Everyone knows it is important to save for retirement, but it can be hard to dedicate the funds to do so. If each paycheck is already spent when it hits your account, you know you need to do something different. How do you change?
Streamline Monthly Expenses
Look for areas where you are spending more than you need to. This can be everything from groceries to streaming services. Cutting back on these expenses to free up money for savings may make you feel a little deprived initially, but watching the money add up will strengthen your resolve. For those who are paying off student loans, look at consolidating your existing loans with a private lender. You can change the terms of your loan, lowering your monthly expenses. It is easy to check online to preview your potential savings. When you lower your monthly expenses, make sure you funnel that amount into retirement savings. It is important to be intentional when creating the savings habit. If not, you will find the money you save in one area is spent somewhere else.

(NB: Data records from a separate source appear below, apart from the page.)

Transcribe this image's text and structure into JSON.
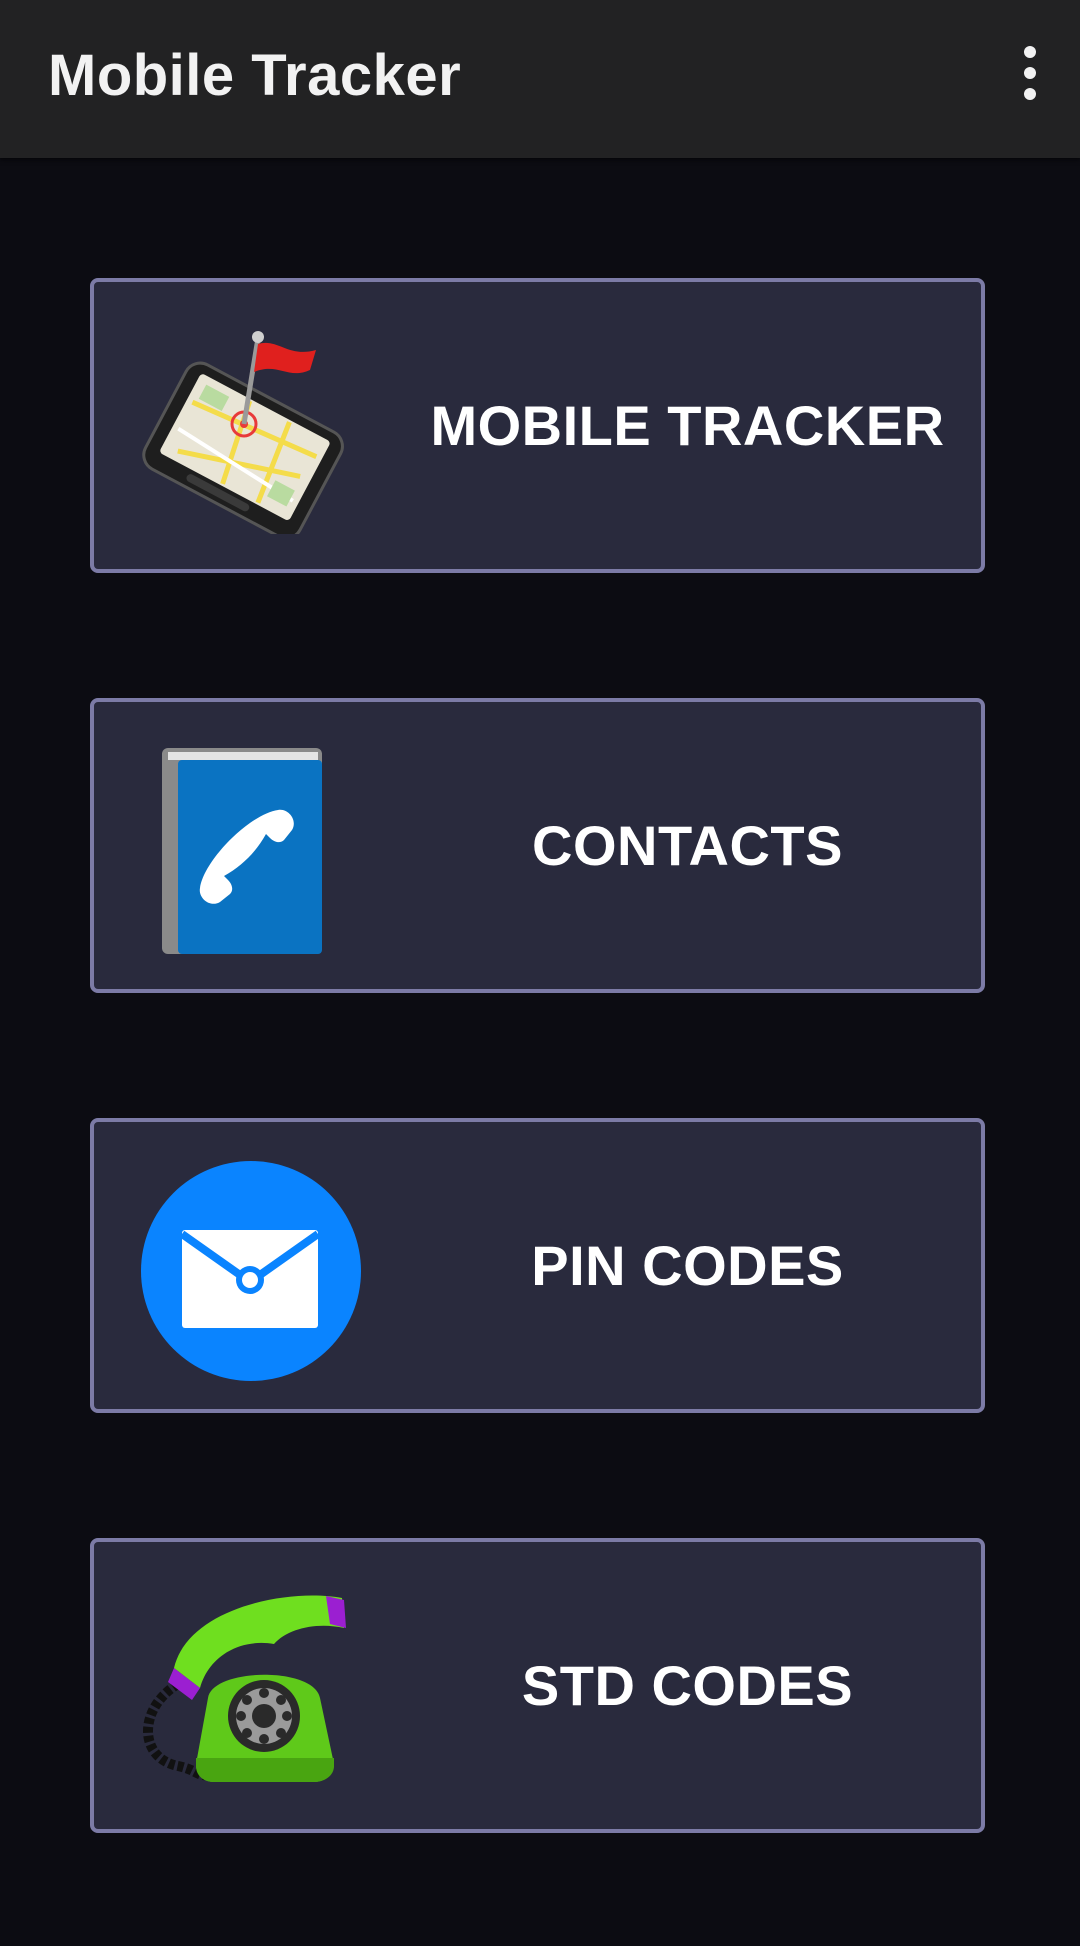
{
  "appbar": {
    "title": "Mobile Tracker",
    "overflow_icon": "more-vert-icon"
  },
  "menu": [
    {
      "id": "mobile-tracker",
      "label": "MOBILE TRACKER",
      "icon": "phone-map-flag-icon"
    },
    {
      "id": "contacts",
      "label": "CONTACTS",
      "icon": "phone-book-icon"
    },
    {
      "id": "pin-codes",
      "label": "PIN CODES",
      "icon": "envelope-icon"
    },
    {
      "id": "std-codes",
      "label": "STD CODES",
      "icon": "rotary-phone-icon"
    }
  ],
  "colors": {
    "background": "#0c0c12",
    "appbar": "#222223",
    "card": "#292a3d",
    "card_border": "#7c7ba6",
    "envelope_blue": "#0a84ff",
    "book_blue": "#0a73c2",
    "phone_green": "#6fdf1f"
  }
}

Avoid Carrying a Balance on Credit Cards
You know that credit card debt is expensive, but when you consider how much money you pay in finance charges when carrying a balance, you realize how crippling it truly is. If you have existing debt, pull out your last statement and look at how much you paying in finance charges. Now, imagine being able to deposit that much each month in an IRA.

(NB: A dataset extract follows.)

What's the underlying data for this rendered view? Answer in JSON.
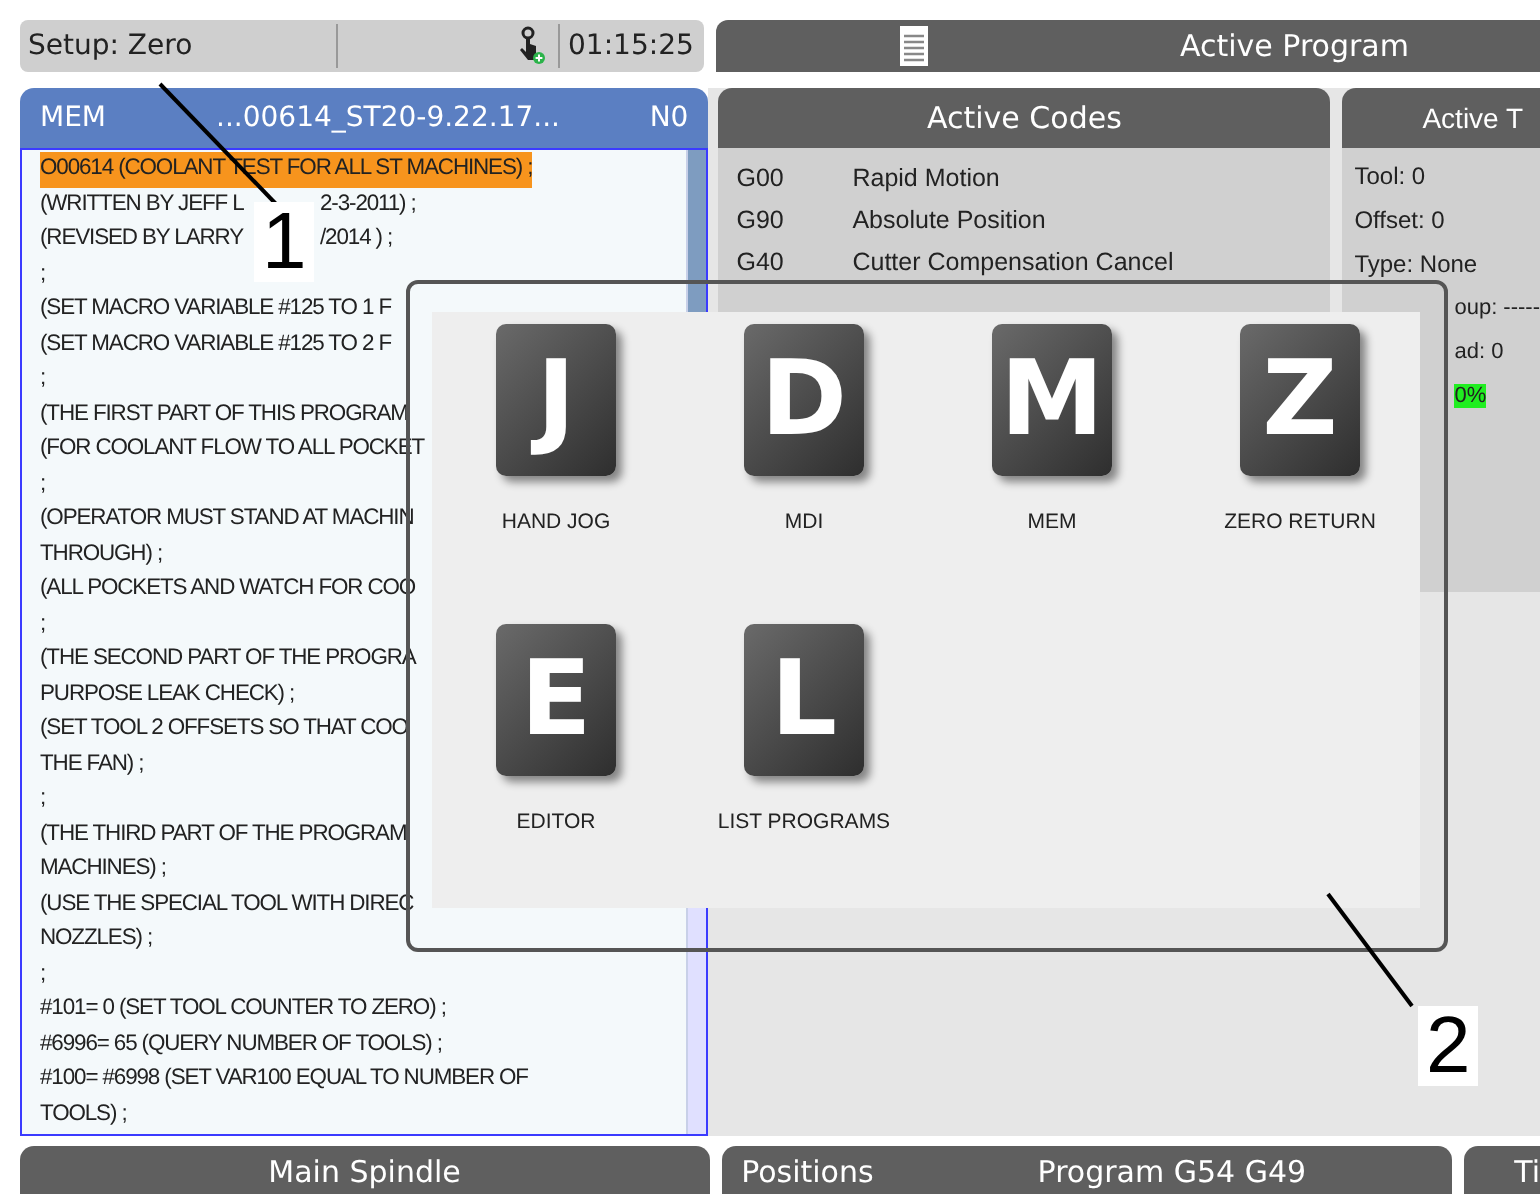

Take Advantage of Employer Contributions
Gone are the days when nearly everyone could count on a pension. Instead, you are responsible for saving for retirement. Of course, many companies pitch in, matching your donations into your retirement account up to a certain percentage. If you do nothing else for your retirement, set aside the percentage that your employer will match. Not getting the maximum match is leaving money on the table. If your employer doesn’t offer matching funds, you still need to look at ways to save for retirement. Many banks make it easy to quickly set up an individual retirement account online to set aside some money each payday. Even a small amount adds up over time, and as your financial situation improves, you can increase your contribution.
Find a Side Job
If you are struggling to come up with the money to set aside for retirement, look at taking a part-time job to boost your contributions. Think of it as a temporary measure while you pay off debt or otherwise get yourself into a better financial situation. Of course, many people find that they enjoy working a few shifts a month at a grocery store, coffee shop, or some other job. If you find something you like, you may want to stick with it into retirement. No one wants to work full-time once they retire, but keeping part-time hours has a few benefits. It gives your schedule some discipline, which many people struggle with after retirement. Having somewhere you have to be, even a few days a week can make the transition easier. Drawing a paycheck, even a part-time one, will help stretch your retirement funds.